Я вновь сосредоточился на гиганте.
– Если я разрешу Гарри снять с тебя цепи, ты будешь паинькой?
Он кивнул в той же манере, как и качал головой: вниз, вверх, вновь к середине. Странные его глаза все смотрели на меня. В них застыла умиротворенность, которой я, однако, боялся довериться. Рукой я дал сигнал Гарри, подошел, чтобы разомкнуть цепи. Теперь он не выказывал никаких признаков нервозности, даже когда опустился на колени между огромными ногами Коффи, чтобы снять ножные кандалы, и мне как-то полегчало. Гарри нервировало присутствие Перси, а интуиции Гарри я доверял. Собственно, я доверял интуиции всех постоянных сотрудников блока Е, за исключением Перси.
Перед всеми новоприбывшими я произношу короткую установочную речь, но в случае с Коффи я заколебался. Мне казалось, что по умственному развитию он ближе к дебилу, чем к нормальному человеку.
Пока с Коффи снимали цепи, кандалы, наручники, он стоял не шевелясь, спокойный, как першерон[5]. Когда Гарри вышел из камеры, я вновь оглядел своего нового подопечного и постучал пальцем по папке.
– Ты можешь говорить, здоровяк?
– Да, сэр босс, я могу говорить. – Голос густой, грохочущий, вызывающий ассоциации с ревущим тракторным двигателем.
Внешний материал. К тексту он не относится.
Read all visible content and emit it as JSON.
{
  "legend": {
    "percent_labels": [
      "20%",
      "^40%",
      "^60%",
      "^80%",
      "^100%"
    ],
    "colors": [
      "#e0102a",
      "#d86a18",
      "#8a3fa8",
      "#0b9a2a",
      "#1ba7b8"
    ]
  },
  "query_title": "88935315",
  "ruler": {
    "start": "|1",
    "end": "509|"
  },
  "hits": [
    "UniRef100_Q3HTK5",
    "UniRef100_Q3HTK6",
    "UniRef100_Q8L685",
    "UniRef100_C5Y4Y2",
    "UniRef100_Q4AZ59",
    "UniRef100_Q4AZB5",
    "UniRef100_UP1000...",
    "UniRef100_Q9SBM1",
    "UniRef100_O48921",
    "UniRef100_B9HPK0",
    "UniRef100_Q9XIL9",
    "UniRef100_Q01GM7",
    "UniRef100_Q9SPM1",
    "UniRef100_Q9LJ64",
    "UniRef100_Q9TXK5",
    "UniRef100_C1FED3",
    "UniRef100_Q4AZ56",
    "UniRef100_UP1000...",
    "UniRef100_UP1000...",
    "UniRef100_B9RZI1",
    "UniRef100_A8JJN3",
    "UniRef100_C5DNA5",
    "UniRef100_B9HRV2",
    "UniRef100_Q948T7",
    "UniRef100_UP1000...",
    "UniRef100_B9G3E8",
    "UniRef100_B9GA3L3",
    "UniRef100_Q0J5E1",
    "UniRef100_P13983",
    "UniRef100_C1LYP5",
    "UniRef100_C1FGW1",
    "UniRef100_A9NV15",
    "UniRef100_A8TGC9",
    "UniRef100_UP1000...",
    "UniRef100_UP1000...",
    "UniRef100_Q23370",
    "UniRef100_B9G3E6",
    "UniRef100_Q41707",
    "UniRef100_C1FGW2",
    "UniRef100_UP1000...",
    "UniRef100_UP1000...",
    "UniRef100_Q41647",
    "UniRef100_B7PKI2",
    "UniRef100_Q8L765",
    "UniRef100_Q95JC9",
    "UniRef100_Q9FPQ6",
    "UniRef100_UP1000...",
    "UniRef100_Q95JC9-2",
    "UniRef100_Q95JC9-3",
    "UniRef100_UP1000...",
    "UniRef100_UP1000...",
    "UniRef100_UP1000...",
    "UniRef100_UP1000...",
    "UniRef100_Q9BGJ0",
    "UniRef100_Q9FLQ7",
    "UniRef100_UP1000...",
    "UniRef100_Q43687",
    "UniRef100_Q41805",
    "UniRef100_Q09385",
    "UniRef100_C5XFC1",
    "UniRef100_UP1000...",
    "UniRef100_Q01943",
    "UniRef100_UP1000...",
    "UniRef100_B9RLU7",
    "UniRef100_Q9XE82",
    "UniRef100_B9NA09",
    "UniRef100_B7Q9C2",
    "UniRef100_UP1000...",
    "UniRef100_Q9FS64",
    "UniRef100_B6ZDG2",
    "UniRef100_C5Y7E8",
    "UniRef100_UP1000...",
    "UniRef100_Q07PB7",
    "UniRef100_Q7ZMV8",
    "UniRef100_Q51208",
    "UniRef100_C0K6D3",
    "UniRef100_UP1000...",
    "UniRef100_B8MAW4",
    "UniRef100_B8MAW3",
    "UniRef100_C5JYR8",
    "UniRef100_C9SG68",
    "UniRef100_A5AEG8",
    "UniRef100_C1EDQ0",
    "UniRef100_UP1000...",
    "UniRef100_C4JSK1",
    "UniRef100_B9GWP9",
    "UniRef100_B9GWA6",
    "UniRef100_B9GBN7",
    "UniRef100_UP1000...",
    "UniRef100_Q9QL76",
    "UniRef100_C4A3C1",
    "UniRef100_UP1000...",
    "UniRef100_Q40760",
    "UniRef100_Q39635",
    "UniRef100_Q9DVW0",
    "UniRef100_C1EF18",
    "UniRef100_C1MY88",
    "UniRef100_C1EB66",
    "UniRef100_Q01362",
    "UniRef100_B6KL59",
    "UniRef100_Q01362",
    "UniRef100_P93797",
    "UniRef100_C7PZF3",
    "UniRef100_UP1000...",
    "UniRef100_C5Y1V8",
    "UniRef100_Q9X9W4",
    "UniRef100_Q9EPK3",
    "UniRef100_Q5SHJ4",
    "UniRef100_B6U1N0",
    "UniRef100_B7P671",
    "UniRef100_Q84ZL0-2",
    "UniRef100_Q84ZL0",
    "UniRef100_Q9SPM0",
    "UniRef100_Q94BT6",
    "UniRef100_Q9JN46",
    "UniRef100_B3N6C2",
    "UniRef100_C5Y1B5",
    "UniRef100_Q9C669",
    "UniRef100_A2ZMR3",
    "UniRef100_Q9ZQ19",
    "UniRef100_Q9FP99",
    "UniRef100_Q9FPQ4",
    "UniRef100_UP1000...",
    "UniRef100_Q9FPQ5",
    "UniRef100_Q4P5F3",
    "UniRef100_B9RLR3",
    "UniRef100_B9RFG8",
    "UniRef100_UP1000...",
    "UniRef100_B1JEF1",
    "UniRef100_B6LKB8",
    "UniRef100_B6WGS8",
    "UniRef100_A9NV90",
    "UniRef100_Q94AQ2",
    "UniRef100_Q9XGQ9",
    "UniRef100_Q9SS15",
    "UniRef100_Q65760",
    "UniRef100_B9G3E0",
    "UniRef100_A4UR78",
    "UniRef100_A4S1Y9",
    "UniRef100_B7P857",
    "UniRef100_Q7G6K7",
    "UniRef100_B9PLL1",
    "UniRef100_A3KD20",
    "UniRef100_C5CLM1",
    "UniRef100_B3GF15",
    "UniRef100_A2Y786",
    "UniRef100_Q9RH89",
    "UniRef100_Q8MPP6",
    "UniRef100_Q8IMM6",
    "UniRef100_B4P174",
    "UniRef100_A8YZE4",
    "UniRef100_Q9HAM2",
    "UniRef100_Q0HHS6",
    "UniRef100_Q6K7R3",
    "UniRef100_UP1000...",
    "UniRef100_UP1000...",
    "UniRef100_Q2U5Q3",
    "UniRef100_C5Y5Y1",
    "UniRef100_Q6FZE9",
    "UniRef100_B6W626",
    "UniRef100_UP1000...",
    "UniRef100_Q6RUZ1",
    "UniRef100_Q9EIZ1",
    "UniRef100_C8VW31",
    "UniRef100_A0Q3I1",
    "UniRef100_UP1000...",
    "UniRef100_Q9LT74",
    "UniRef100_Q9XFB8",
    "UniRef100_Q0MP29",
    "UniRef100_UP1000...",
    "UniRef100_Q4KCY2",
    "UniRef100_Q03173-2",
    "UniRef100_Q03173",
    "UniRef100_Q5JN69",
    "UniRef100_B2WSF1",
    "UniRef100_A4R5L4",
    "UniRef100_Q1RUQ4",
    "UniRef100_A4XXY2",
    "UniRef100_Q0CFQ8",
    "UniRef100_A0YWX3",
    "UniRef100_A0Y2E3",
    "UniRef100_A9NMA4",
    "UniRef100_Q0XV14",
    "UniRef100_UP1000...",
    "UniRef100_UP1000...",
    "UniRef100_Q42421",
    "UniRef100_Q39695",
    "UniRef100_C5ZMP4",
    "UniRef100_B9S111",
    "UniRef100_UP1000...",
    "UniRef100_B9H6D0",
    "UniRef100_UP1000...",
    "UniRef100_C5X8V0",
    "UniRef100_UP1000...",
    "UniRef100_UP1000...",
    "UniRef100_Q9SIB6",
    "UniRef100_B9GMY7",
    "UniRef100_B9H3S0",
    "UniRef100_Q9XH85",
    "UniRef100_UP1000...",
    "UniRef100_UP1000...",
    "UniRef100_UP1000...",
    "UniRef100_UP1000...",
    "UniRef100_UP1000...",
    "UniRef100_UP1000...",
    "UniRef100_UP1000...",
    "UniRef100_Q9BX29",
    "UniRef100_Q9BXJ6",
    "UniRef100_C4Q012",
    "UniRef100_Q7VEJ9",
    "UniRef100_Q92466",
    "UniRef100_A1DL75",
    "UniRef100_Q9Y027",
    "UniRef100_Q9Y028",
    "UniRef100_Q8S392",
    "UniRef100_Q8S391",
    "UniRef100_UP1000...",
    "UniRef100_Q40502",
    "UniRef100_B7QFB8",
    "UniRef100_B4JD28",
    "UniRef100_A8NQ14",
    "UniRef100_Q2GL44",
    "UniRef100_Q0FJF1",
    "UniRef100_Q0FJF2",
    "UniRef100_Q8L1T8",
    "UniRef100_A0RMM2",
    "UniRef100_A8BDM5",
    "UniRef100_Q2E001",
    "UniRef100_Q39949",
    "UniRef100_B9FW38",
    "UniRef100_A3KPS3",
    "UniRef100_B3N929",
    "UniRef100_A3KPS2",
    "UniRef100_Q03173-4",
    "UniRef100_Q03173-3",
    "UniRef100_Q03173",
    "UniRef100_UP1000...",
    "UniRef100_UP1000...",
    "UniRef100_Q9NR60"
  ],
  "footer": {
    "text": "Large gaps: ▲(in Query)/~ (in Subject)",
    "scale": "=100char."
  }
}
Говорил Коффи без южного акцента, но фразы строил как южанин. С одной стороны, он жил на Юге, с другой – не стал его частью. Вроде бы я не мог назвать его безграмотным, но и образования он явно не получил. В речи его, как и во многом другом, присутствовала какая-то тайна. А более всего меня тревожили его глаза, полные отстраненной умиротворенности, словно мыслями он был далеко, очень-очень далеко.
– Тебя зовут Джон Коффи.
– Да, сэр босс, совсем как напиток, только буквы другие.
– Так ты можешь произносить слова по буквам? Читать и писать?
– Только свою фамилию, босс, – искренне ответил он.